Es gibt gute Argumente für Bargeld. Etwa die Inklusion, weil sich nicht alle Menschen Karten oder Smartphones leisten oder damit umgehen können. Bargeld schließt niemanden aus. Darüber hinaus ist Bargeld resilient, Stromausfälle, Hackerattacken oder Probleme am Kassenterminal gibt es nicht. Ein drittes Argument ist der Datenschutz. Als einziges Zahlungsmittel ist Bargeld wirklich anonym. Die meisten Menschen stört es aber nicht, wenn sie auch Kleinstbeträge mit dem Smartphone bezahlen. Wer interessiert sich schon dafür, dass ich zu einer bestimmten Zeit beim Bäcker Brötchen gekauft habe. Wir sind es gewohnt, dass unsere Onlinedaten genutzt werden. Dass beim elektronischen Bezahlen Konzerne im Hintergrund stehen und viele technische und rechtliche Bedingungen eine Rolle spielen, nimmt man nicht wahr. Das Bezahlen mit Karte oder Handy geht eben schneller.

Bargeld macht unabhängig

Für Bargeld spricht auch die Autonomie des Währungsraums. Man kann über dieses Zahlungsmittel bestimmen und ist nicht abhängig von den USA. Die elektronischen Zahlungssysteme sind überwiegend amerikanisch und man darf das als Risiko auffassen. Eine Abhängigkeit zu vermeiden, ist doch auch das Ziel der European Payments Initiative EPI, die ein europäisches Zahlungssystem in Konkurrenz zu Visa & Co. aufbauen will.

Befragt man die Verbraucher, wie sie es mit dem Bargeld halten, dann sagen laut einer Bundesbank-Umfrage 93%, dass sie selbst entscheiden wollen, ob sie bar zahlen oder elektronisch. Der Verbraucherzentrale Bundesverband hat ebenfalls eine Umfrage durchführen lassen. Demnach möchten 75% nicht auf Bargeld verzichten.

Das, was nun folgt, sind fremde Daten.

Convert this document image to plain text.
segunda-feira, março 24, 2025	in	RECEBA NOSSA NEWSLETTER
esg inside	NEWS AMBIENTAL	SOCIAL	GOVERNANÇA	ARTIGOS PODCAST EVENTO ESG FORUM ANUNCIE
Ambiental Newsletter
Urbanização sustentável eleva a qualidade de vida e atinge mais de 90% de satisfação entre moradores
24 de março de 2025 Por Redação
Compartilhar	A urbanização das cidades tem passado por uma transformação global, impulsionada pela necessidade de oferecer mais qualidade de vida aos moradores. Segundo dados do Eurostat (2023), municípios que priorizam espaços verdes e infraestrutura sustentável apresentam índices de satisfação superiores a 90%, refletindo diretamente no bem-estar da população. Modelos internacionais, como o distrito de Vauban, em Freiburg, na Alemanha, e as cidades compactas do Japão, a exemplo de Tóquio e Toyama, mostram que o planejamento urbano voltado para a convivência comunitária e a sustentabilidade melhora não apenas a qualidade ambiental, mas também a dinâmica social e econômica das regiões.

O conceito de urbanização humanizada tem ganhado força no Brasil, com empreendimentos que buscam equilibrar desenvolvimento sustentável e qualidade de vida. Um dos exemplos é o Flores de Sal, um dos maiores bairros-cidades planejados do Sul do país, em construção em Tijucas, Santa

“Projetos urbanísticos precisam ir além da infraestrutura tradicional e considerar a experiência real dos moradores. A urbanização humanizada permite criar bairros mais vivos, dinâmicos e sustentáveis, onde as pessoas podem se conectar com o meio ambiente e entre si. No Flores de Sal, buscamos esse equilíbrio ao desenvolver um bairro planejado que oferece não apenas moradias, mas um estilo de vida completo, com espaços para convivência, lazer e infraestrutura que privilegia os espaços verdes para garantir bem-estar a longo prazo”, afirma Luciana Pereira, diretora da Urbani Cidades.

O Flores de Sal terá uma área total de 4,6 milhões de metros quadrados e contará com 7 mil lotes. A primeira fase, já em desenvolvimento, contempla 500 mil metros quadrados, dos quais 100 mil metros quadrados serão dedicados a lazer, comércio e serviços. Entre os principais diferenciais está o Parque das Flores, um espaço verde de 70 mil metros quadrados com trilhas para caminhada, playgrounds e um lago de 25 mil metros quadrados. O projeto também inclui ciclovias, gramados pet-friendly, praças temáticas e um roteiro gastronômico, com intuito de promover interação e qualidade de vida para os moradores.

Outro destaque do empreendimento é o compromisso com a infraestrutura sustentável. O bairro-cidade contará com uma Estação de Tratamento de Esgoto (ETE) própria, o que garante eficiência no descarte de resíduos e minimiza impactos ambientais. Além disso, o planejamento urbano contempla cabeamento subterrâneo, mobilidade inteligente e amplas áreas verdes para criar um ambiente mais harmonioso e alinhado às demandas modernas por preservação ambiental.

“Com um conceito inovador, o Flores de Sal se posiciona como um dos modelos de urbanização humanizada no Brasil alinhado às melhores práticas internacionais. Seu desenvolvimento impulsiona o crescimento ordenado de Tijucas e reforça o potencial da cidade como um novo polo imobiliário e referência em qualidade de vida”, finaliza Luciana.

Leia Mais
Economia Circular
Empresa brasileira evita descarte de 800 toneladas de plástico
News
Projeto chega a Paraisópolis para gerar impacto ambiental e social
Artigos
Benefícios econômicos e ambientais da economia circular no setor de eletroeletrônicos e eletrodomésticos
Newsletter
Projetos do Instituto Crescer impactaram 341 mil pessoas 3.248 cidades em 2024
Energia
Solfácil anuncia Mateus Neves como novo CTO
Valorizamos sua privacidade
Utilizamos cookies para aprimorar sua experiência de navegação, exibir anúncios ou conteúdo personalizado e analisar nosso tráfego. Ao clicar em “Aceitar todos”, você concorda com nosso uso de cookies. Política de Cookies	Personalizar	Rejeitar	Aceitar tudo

Die hohen Zustimmungswerte stehen im Widerspruch zum Bezahlverhalten. An der Kasse entscheidet am Ende die Bequemlichkeit. Beim Onlineshopping stellt sich die Frage nach dem Bargeld nicht, aber man könnte auch einen europäischen Zahlungsdienstleister wie Giropay statt Visa oder Paypal wählen. Doch die Verbraucher wählen in den allermeisten Fällen die einfachste Variante. Die Frage der Autonomie eines Zahlungssystems stellt sich in der Situation nicht.

Kritische Grenze

Es gibt einen Kipppunkt, der eintritt, wenn der Bargeldanteil so klein wird, dass eine Bargeldversorgung beziehungsweise eine Bargeldakzeptanz beim Händler immer weiter sinkt. Man kann dann nicht mehr mit Bargeld überall bezahlen. Irgendwann wird man dann auch gar kein Bargeld mehr haben wollen.

Offen ist, ob dieser Kipppunkt kommt. Die Bundesbank hält eine Welt ohne Bargeld in den nächsten 15 Jahren für nicht plausibel. Aber in Stein gemeißelt ist es nicht, dass Bargeld auch auf lange Sicht als universales Zahlungsmittel genutzt wird.